One of my most memorable dining experiences is from a roadside stand on the outskirts of Phnom Penh, Cambodia.
After exploring much of the city and rest of the country during a journalism stint, it was time for me to head on to South Korea. I wasn’t really ready to leave, as I had grown to appreciate the laid back, friendly nature of Cambodians.
But it wasn’t my decision to make. To celebrate the great times I had in Cambodia, my new friend Mao Lada took me for a surprise dinner feast before heading off to the airport.
Together, with my friend Sarah, the three of us set out towards the airport. We passed by all the usual streets where rickety restaurants served up local Khmer cuisine. Soon we were on the outskirts of the city, nearing the airport.
Finally, Mao Lada pulled over on the side of the road to a place where local food stands had sprouted up, selling their delicacies to the locals who were all headed home after a long days work.
With bigger smiles than usual, and many looks of surprise, myself and Sarah followed Mao Lada to an available wooden platform that would serve as our table. Mao Lada quickly left us and ordered food in Khmer, returning with a wry smile, ensuring that we’d enjoy what we were about to eat.

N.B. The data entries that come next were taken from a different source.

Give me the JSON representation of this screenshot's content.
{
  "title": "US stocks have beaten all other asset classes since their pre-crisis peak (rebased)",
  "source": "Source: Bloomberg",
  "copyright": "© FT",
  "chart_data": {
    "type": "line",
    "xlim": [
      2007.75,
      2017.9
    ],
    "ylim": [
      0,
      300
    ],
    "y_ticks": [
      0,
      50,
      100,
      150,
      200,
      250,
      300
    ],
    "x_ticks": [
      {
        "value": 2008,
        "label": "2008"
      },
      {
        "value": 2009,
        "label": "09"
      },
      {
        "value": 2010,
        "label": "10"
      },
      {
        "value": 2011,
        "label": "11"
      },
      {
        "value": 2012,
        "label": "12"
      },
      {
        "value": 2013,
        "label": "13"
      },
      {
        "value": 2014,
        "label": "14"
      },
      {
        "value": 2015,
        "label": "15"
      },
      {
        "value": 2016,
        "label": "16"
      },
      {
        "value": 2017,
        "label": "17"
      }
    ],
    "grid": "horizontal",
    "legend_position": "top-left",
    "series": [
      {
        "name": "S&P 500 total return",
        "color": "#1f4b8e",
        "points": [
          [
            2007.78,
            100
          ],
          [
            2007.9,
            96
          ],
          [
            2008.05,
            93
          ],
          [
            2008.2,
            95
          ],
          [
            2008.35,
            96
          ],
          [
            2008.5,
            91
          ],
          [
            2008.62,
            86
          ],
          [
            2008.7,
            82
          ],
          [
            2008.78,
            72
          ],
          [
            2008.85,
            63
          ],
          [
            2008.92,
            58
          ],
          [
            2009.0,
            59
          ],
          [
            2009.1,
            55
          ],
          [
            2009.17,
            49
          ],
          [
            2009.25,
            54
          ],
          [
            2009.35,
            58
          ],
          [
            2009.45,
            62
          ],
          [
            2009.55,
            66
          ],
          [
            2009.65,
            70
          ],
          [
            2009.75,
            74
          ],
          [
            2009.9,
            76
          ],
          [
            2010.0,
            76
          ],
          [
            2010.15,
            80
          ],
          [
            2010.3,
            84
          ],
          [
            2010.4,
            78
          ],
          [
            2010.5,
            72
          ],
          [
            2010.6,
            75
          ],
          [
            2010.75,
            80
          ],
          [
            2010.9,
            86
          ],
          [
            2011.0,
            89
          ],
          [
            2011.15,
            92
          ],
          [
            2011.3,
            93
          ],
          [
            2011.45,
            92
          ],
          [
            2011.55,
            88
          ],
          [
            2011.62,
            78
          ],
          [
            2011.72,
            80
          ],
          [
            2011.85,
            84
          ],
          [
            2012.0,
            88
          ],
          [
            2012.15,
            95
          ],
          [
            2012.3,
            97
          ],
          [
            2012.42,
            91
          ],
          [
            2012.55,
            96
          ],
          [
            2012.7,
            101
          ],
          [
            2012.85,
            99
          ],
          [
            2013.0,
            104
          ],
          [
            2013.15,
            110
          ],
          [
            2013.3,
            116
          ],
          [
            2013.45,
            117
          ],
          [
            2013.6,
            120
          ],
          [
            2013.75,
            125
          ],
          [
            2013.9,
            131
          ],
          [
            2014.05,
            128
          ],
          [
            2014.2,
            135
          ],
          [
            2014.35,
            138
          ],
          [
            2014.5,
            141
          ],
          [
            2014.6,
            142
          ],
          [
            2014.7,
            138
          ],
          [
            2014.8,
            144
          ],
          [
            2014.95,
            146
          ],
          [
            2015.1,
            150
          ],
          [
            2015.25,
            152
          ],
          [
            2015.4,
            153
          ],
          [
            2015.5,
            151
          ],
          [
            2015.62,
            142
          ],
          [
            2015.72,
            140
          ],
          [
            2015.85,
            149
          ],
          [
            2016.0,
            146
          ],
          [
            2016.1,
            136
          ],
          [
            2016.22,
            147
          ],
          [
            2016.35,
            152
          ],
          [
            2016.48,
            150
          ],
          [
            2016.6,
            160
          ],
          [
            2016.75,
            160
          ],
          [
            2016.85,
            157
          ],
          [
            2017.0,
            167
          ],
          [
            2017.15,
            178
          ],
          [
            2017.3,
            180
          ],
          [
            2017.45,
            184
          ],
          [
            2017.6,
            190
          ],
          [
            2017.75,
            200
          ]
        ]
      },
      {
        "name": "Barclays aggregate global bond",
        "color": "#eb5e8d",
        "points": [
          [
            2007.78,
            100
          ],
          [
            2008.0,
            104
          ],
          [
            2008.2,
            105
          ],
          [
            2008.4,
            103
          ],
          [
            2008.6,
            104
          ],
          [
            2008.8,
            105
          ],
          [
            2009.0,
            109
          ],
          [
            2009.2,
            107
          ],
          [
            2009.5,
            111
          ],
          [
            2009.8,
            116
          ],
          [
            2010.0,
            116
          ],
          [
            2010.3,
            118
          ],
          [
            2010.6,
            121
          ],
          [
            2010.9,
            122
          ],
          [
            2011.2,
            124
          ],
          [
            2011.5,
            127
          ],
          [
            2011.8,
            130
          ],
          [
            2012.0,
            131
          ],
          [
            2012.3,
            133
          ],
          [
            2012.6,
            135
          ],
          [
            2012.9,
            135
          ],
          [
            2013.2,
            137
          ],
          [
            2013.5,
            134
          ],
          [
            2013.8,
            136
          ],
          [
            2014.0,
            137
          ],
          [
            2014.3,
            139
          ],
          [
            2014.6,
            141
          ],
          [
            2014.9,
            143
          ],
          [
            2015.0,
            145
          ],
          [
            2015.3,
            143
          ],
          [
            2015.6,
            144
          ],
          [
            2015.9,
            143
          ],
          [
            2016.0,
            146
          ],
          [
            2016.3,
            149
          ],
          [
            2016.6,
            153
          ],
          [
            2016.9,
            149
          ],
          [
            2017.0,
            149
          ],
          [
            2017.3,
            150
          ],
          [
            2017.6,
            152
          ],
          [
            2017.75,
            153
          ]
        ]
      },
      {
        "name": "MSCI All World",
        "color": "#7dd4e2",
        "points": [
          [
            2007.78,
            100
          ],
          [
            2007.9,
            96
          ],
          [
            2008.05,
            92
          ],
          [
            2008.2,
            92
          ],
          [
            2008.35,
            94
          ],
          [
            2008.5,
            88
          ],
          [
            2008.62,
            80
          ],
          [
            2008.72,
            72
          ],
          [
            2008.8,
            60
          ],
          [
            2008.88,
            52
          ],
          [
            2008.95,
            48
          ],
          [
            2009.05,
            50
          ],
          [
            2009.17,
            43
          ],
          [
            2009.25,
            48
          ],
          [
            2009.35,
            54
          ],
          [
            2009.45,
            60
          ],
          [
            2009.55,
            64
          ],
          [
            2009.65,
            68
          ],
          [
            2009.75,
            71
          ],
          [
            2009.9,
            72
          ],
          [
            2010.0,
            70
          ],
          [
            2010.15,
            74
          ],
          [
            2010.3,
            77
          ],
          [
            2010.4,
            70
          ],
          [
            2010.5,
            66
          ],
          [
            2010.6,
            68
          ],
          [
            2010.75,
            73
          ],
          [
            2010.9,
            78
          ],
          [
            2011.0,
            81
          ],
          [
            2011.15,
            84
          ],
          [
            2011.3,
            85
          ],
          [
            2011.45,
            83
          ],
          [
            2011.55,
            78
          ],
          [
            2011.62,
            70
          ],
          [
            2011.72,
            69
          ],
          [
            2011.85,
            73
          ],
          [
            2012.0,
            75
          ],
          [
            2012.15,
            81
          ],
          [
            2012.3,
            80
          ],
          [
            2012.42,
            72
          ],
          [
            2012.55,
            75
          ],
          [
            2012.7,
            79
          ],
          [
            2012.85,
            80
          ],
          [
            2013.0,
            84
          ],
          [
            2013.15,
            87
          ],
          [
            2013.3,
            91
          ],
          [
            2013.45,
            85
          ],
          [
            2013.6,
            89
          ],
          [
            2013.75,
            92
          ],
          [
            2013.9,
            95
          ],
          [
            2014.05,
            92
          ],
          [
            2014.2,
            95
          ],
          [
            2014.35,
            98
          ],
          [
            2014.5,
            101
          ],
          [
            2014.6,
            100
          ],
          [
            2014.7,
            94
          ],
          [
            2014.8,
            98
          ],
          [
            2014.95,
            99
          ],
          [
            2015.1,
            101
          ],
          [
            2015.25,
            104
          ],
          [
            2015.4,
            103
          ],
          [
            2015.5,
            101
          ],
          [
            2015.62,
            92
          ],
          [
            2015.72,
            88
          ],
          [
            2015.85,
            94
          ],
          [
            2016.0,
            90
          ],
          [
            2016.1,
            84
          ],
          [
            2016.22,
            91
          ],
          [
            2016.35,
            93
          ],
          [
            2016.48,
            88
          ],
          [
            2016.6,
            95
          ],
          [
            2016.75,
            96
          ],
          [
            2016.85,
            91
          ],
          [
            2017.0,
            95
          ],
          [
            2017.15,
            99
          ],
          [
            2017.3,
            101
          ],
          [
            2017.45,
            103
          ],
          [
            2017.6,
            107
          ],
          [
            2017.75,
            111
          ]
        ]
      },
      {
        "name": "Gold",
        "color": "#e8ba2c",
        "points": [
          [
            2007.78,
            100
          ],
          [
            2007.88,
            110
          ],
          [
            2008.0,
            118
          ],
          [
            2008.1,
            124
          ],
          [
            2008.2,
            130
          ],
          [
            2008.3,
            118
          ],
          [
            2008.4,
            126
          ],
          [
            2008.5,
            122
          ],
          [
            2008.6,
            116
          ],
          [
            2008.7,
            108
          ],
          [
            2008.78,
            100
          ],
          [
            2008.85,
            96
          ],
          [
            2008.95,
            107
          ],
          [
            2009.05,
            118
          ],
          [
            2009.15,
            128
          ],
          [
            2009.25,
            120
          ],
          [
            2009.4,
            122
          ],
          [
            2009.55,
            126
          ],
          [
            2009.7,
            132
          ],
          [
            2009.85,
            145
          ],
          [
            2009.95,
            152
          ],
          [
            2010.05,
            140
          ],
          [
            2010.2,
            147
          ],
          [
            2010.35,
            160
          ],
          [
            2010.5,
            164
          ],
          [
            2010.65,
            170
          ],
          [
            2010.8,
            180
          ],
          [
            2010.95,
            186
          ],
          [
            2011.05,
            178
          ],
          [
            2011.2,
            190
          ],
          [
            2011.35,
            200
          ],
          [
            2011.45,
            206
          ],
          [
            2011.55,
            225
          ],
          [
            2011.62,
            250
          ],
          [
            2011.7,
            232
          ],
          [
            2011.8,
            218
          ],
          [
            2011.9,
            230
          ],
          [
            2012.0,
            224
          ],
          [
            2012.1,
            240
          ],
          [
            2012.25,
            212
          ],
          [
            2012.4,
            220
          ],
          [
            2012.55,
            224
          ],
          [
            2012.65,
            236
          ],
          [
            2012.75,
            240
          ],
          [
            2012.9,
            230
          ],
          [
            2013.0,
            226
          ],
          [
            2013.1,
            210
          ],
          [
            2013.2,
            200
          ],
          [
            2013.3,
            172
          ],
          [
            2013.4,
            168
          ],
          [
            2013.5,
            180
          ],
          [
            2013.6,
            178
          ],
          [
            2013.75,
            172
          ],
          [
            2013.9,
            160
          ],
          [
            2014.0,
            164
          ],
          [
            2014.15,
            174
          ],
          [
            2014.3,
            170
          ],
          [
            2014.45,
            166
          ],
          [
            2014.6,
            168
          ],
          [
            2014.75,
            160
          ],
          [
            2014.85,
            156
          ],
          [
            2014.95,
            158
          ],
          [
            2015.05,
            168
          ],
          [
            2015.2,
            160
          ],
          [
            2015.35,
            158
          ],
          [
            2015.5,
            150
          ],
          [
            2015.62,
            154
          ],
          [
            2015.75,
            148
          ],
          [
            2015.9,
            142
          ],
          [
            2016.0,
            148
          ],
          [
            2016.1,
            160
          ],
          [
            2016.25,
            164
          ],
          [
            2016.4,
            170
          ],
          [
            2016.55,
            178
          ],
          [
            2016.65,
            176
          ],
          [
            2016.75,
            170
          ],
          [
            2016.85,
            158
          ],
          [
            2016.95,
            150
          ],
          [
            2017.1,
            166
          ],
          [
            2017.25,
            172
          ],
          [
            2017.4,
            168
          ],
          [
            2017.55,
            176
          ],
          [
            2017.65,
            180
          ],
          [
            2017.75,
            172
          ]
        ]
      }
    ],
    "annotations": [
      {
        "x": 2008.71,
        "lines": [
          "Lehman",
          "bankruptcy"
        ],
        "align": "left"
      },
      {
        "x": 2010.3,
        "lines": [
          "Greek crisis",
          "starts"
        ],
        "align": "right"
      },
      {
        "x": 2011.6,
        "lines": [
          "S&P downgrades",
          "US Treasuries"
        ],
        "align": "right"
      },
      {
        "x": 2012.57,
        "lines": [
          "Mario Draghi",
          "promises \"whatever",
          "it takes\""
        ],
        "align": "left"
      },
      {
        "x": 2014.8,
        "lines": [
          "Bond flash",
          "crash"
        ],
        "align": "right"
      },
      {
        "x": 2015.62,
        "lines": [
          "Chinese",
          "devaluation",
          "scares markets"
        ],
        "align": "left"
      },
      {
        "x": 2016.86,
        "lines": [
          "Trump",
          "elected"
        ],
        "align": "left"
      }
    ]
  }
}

As the sun was getting lower to the horizon, we received our drinks and appetizers. The drink of the night? Fermented palm juice. Somewhat rancid in smell, and very potent. This moonshine packed a punch.
As strong as it was, I found myself drinking plenty as were were eating unripe banana slices – with peels left on. They tasted like sawdust, even after dousing them in soy sauce. We appreciated the effort and awaited the next course.
Soon after, massive chunks of meat arrived. They looked like big red chicken legs. Nice. What was it though? Mao Lada informed us they were toad legs. Nice! Never had toad before. Sarah gingerly picked at the bone to get the good meat off, while I followed Mao Lada’s approach of eating the whole thing – bones and all.
Crunch crunch. Not bad. Bones had a bit of flavour. I can do this. IT was going well, I was getting really into it. Then I got to the toad knee, big bones and extra crunch. My teeth couldn’t handle it. Lacking the jaw power, I succumbed to the toad knee and proceeded to eat the rest of the meat only.
Could it get any better? Sitting at the side of the road eating toad legs and getting drunk on palm juice. It sure could! Next up was the grand finale – frogs. Lots and lots of little frogs. All fried up into crispy creations.
Now these were much smaller than the toad legs, but the special surprise was that we were eating the entire frogs. Heads, legs, spines – everything. Bring on more soy sauce and more fermented palm juice please!
Being skinny, these fried frogs were somewhat greasy and tasted, well, fried. I felt sorry for them as they had all obviously just been dumped into a boiling vat of oil and fried alive. But that didn’t stop me from eating more than a dozen of them. It was a real experience with a couple of great friends.
One of those meals I’ll never forget and would be happy to repeat should I ever meet up with my old friend in Cambodia again.